We can calculate \(S_1^2\) and \(S_2^2\) to estimate the two samples’ variances. Under our usual assumptions of independence and Normally distributed samples, then the ratio of sample variances \(F=S_1^2/S_2^2\sim F_{n-1,m-1}\), where \(F_{n-1,m-1}\) denotes the F distribution on \(n-1\) and \(m-1\) degrees of freedom.

This allows us to conduct an \(F\)-test to determine whether an assumption of equal variances for the two samples is appropriate. Do note, however, that the \(F\)-test is very sensitive to non-Normality, so for practical purposes with data you’re not certain is Normal, alternatives like Levene’s test or Bartlett’s test may be more appropriate.

Unequal variances

As we’ve seen in the lectures, \[ESE(\bar{X}-\bar{Y})=\sqrt{\frac{S_1^2}{n}+\frac{S_2^2}{m}}.\] The \(t\)-statistic for unequal variances is \[T_A=\frac{(\bar{X}-\bar{Y})-(\mu_1-\mu_2)}{ESE(\bar{X}-\bar{Y})}.\] To a very good approximation, \(T_A\) is distributed as \(t_{[\nu]}\) where \[\nu=\frac{(f_1+f_2)^2}{\frac{1}{n-1}f_1^2+\frac{1}{m-1}f_2^2},\] where \(f_1=S_1^2/n\) and \(f_2=S_2^2/m\). If the result isn’t an integer, round down.

Equal variances

The pooled sample variance is \[\begin{aligned} S^2&=\frac{1}{n+m-2}\left\{\sum(X_i-\bar{X})^2+\sum(Y_i-\bar{Y})^2\right\} \\ &= \frac{(n-1)S_1^2+(m-1)S_2^2}{(n-1)+(m-1)}.\end{aligned}\] Then \[ESE(\bar{X}-\bar{Y})=\sqrt{S^2\left(\frac{1}{n}+\frac{1}{m}\right).}\] The \(t\)-statistic is then distibuted as \(t_{[n+m-2]}\).

Note

Click here for the slides we used in the lecture to formulate the example problem we used for the two-sample t test.

Interpreting p-values

The following gives a useful guide to translating \(p_0\) into a verbal conclusion. Note that if \(p_0 \leq \alpha\) then we can say that \(H_0\) is rejected at the \(100\alpha\%\) level.

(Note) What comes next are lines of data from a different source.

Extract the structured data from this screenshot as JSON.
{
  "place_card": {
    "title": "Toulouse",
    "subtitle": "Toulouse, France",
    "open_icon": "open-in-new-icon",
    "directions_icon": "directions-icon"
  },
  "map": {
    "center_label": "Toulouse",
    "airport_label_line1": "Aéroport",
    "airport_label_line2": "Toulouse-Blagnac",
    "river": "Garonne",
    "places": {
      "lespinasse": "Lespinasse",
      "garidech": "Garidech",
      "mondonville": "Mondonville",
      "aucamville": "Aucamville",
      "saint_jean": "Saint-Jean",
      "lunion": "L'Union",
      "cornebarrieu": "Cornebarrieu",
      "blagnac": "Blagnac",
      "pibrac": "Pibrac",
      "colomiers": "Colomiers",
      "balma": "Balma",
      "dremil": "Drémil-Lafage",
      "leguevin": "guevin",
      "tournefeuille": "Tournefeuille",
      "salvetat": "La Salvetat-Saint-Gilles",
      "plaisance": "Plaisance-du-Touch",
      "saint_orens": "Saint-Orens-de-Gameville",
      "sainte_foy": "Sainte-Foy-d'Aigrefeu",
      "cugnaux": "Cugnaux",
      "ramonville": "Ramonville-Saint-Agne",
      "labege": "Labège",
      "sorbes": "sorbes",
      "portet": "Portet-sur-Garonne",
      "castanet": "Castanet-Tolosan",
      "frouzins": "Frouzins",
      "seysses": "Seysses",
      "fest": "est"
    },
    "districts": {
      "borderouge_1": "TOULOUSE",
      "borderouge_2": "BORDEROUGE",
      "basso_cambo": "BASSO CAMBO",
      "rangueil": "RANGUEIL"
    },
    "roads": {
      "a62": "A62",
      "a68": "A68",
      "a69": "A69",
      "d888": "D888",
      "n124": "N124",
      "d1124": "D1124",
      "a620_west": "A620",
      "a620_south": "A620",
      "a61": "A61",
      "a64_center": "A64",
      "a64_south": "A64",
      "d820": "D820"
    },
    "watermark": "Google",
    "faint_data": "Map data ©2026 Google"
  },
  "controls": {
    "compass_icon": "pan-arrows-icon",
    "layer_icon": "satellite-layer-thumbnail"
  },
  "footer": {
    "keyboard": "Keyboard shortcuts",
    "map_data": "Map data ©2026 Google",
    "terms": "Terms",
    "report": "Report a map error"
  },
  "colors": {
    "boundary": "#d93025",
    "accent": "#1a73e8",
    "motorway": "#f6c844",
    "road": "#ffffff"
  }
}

\(p_0\leq0.05\): significant at the 5% level, moderate evidence against \(H_0\), in favour of \(H_1\).
\(p_0\leq0.01\): significant at the 1% level, strong evidence against \(H_0\), in favour of \(H_1\).
\(p_0\leq0.001\): significant at the 0.1% level, very strong evidence against \(H_0\), in favour of \(H_1\).
\(p_0\leq0.0001\): significant at the 0.01% level, extremely strong evidence against \(H_0\), in favour of \(H_1\).
\(p_0>0.1\): not significant at the 10% level, little evidence against \(H_0\), not enough to reject.
\(0.05 \leq p_0 \leq 0.1\) : not significant at the 5% level, but significant at 10%. A borderline case: sometimes more data is needed before a firm conclusion can be reached.